彼の手品のような炎の扱い方は、全て小細工と知恵、計算によるものであり、全ての「新しい血族」の中で、唯一「定向進化」に頼らず人間の犯罪者として在りつづけた。
また、葛西の目標は「人間としての知恵と工夫で、人間を超越したシックスよりも長生きすること」であり、「新しい血族」の中でも、唯一シックスに対する絶対な忠誠心を抱いていない。

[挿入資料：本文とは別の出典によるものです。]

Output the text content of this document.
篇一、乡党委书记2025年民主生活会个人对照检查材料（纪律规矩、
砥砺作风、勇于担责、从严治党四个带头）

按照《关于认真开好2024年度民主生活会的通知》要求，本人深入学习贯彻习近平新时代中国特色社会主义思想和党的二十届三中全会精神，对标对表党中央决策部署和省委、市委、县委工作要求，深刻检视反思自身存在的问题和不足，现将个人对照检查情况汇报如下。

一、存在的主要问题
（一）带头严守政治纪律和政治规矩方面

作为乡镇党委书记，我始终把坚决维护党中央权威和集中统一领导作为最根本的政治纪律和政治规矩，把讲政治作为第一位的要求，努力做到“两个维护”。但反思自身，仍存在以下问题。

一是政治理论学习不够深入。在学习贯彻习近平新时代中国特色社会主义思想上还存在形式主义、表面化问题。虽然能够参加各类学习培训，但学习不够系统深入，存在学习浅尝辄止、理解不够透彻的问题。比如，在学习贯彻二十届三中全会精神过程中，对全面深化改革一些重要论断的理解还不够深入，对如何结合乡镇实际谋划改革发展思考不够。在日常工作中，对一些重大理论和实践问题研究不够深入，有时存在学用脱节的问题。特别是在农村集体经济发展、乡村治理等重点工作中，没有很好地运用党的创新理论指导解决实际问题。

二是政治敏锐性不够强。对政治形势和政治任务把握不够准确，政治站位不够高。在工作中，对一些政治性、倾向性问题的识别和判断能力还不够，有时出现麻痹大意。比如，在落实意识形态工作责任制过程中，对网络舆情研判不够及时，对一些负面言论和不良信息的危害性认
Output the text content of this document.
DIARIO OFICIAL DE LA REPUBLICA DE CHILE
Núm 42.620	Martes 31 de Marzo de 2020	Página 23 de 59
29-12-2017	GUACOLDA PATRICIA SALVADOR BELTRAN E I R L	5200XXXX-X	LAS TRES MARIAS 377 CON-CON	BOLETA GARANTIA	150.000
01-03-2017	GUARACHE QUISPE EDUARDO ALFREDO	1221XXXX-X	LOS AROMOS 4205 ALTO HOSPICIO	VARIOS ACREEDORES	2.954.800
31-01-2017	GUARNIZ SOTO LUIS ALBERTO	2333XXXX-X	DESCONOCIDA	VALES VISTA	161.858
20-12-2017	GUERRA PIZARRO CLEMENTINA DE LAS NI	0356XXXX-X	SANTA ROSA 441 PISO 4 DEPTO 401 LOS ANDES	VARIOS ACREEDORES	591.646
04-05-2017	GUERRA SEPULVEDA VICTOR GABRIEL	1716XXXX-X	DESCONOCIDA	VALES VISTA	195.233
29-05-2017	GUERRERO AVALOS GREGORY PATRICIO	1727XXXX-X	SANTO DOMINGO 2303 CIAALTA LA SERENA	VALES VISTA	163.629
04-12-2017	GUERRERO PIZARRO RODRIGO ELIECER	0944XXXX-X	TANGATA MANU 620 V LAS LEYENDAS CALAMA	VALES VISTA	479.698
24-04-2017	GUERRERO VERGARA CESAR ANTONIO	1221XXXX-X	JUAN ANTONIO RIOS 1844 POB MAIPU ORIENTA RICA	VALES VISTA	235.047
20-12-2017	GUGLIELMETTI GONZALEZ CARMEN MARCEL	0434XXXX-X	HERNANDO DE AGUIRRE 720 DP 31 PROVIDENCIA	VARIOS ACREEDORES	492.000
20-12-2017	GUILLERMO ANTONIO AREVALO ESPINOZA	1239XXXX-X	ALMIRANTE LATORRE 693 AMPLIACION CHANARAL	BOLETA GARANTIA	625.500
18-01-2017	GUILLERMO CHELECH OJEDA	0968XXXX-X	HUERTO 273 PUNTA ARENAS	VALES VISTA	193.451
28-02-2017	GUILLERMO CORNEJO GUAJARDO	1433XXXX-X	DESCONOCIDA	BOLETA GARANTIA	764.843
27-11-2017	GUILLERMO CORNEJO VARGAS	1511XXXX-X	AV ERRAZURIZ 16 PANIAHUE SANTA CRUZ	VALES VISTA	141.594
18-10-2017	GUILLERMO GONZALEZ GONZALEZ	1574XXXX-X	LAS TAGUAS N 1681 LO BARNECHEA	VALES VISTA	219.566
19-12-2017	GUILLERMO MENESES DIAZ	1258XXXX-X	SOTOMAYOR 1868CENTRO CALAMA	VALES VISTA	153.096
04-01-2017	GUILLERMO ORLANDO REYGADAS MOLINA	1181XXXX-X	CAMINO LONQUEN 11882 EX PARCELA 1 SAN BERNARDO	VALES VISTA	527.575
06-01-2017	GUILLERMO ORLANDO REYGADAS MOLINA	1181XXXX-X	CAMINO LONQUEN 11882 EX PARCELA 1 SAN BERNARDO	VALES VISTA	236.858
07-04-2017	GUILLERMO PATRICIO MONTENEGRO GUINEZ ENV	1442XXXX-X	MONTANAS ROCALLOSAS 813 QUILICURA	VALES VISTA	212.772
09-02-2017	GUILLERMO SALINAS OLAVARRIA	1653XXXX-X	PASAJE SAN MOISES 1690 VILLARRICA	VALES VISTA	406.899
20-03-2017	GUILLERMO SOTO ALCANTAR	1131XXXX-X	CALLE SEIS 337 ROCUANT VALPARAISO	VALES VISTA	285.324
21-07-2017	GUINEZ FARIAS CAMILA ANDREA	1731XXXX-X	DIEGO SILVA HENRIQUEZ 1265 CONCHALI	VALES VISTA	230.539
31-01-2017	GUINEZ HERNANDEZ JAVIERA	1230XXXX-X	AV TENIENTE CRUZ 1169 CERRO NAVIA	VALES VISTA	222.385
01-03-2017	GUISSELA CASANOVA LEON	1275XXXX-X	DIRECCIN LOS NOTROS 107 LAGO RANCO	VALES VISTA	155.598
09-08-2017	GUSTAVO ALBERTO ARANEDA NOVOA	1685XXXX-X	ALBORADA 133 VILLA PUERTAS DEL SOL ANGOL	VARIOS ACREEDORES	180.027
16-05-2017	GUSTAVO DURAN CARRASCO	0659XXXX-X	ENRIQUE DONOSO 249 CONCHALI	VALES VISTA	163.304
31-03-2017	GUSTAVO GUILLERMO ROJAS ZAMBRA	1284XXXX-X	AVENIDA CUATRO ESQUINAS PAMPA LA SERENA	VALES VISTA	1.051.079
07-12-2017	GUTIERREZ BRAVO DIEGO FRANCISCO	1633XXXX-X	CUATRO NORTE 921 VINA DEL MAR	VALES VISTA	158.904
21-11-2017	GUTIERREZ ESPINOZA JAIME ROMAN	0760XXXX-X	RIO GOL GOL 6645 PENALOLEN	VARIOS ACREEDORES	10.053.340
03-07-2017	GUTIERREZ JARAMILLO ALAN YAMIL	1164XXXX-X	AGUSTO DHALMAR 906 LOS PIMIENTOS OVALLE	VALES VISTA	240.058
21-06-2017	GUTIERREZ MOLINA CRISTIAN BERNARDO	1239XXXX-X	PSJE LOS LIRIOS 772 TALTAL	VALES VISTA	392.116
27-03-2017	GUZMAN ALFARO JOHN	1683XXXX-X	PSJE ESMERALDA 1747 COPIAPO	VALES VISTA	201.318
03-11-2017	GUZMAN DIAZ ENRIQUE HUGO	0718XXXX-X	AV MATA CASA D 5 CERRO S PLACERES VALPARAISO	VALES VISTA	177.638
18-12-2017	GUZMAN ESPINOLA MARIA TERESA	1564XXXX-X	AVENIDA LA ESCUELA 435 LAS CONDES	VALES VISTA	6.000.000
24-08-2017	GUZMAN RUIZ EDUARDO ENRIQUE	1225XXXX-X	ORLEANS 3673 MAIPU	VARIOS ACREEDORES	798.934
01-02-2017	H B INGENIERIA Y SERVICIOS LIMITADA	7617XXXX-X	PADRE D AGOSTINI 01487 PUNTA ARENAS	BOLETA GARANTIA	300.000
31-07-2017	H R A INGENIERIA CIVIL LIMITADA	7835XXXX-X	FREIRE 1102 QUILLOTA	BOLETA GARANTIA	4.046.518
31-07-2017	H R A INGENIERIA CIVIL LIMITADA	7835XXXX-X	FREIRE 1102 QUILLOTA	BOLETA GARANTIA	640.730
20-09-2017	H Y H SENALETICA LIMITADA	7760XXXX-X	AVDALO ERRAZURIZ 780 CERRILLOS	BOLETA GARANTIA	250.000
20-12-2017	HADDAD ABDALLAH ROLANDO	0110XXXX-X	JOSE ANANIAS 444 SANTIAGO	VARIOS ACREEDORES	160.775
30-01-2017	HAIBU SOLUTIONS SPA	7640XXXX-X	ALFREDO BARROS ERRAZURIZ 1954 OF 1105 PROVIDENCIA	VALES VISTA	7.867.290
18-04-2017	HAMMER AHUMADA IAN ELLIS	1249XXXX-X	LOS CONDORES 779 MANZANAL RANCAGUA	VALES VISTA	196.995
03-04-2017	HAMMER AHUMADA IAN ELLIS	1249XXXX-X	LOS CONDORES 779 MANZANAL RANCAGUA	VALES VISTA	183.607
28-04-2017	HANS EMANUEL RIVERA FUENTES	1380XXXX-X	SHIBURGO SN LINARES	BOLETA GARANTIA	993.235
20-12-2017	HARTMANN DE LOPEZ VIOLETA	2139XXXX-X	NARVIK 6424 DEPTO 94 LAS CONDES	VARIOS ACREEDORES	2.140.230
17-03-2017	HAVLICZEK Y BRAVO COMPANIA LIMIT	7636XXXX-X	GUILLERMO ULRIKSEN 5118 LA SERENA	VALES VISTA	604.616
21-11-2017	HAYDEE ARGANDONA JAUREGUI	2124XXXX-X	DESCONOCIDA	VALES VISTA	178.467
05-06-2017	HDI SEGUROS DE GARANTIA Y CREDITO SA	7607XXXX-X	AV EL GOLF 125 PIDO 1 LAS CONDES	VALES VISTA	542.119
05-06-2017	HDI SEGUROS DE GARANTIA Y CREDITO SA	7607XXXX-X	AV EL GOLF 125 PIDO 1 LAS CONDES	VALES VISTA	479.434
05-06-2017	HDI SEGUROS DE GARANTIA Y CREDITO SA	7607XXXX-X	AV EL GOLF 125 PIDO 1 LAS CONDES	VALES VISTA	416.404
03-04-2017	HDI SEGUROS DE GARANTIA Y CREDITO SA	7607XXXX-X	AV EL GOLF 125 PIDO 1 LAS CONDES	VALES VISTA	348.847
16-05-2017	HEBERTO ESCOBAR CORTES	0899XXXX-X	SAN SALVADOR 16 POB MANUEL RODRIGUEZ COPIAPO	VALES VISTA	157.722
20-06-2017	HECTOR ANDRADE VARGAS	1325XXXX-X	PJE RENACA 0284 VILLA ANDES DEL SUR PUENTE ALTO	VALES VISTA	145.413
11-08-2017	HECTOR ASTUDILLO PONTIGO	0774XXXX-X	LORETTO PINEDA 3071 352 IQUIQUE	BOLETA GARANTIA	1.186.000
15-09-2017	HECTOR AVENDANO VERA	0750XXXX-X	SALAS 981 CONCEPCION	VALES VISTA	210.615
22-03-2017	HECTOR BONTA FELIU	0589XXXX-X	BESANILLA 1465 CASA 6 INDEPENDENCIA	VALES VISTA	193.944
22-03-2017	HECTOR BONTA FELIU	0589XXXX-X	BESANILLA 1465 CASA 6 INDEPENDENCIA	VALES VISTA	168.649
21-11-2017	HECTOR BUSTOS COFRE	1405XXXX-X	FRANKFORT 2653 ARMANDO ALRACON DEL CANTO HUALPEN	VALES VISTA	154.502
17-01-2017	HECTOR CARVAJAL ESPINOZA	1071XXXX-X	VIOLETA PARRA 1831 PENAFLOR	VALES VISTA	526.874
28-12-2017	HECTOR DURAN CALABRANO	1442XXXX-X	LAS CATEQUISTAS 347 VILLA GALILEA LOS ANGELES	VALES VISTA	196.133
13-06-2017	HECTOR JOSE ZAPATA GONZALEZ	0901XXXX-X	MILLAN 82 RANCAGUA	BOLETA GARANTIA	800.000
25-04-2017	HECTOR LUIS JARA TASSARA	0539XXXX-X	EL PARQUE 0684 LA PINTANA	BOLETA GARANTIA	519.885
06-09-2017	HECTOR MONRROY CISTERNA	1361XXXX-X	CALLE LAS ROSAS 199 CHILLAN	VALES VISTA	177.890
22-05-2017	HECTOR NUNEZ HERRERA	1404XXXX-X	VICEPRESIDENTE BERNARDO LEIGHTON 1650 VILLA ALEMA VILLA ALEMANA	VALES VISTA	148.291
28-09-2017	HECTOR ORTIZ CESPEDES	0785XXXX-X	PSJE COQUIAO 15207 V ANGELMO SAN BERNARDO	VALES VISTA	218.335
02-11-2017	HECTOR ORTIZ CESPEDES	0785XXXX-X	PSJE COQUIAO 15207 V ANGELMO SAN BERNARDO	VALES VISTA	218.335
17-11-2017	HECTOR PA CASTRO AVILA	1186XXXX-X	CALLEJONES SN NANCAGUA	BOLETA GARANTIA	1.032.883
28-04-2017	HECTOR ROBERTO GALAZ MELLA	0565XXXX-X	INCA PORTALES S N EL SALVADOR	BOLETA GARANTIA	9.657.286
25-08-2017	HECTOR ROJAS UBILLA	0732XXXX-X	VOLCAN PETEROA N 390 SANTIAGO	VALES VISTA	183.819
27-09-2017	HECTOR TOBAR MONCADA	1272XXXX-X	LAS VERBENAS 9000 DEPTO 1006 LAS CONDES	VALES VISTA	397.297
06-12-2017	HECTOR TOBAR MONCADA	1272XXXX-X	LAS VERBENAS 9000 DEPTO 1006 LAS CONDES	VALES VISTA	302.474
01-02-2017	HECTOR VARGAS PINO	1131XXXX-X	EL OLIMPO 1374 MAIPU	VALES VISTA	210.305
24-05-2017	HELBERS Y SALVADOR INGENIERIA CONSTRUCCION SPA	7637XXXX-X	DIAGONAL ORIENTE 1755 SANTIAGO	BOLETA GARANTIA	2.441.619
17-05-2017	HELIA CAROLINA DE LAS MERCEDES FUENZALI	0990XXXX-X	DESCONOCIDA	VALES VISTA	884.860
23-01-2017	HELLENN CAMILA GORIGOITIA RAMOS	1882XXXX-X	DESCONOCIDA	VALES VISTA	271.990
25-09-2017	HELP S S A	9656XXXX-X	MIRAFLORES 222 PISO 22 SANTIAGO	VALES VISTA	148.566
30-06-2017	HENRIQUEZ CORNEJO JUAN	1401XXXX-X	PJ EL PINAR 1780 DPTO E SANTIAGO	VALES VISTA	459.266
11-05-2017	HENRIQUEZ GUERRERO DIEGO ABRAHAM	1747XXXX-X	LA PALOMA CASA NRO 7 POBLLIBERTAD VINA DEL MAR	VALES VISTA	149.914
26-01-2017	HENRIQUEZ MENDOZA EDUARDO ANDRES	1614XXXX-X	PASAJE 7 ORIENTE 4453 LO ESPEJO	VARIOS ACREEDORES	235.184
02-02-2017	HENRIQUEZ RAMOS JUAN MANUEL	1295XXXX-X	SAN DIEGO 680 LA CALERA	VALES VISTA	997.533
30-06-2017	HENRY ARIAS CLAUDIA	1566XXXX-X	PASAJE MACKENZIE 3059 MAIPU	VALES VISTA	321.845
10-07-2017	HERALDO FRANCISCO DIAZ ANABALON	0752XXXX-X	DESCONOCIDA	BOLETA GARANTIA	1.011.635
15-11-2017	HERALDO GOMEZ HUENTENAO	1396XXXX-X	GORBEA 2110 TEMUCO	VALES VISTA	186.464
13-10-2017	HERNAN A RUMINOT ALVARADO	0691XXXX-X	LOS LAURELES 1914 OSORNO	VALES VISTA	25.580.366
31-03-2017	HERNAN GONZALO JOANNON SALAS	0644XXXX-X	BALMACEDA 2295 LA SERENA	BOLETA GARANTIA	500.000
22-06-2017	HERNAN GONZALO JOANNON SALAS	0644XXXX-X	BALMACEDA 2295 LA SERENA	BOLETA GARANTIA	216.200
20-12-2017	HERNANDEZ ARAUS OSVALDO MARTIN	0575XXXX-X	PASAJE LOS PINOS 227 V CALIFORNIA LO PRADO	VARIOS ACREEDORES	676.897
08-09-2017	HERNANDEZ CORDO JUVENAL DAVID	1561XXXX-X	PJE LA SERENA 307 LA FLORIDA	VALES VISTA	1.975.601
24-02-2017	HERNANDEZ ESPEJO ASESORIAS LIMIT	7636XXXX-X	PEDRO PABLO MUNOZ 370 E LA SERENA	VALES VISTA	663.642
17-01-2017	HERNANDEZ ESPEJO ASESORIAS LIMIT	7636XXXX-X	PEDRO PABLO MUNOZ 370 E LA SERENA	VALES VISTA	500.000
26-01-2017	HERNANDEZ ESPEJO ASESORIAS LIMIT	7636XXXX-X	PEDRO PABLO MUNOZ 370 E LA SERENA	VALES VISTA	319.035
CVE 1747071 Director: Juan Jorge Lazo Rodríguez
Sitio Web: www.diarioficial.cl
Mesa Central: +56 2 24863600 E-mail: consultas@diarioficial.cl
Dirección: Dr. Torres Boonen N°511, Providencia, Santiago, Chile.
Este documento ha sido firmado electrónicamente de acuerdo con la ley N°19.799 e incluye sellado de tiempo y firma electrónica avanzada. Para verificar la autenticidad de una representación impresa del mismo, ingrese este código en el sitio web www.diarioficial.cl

そのため、自己中極まりないシックスに対して唯一意見ができ、且つシックス自身もそれを不快にも思わない、云わば友人(対等ではないにせよ)とも言える数少ない存在である。
重度のヘビースモーカーであり、一日に8箱ものタバコを消費する。
【ロール】
野生の犯罪者
【能力・技能】
前述した通り、全ては知恵と工夫の結晶であり、何も無いところから火を放つことなどはできない。
そのため、火を起こす時にはマッチや火炎放射器を使用している。
他の「五本指」と違い、身体能力を飛躍的に上昇させる強化細胞を身体に埋め込んでいないため、純粋に生身の人間である。
しかし、高層ビルの壁をすいすいとよじ登る、強酸を仕込んだ銃弾を何発も受けても割りと余裕ある動きができるなど、かなり高い身体能力を有している。
- 火にかけた親父ギャグのレパートリー:1000以上。
例
「ヒヒヒッ」→「火火火ッ」
【聖杯にかける願い】
己の美学である"人間を越えないこと"は決して曲げずに長生きする。そのため、聖杯そのものには大した興味は無い。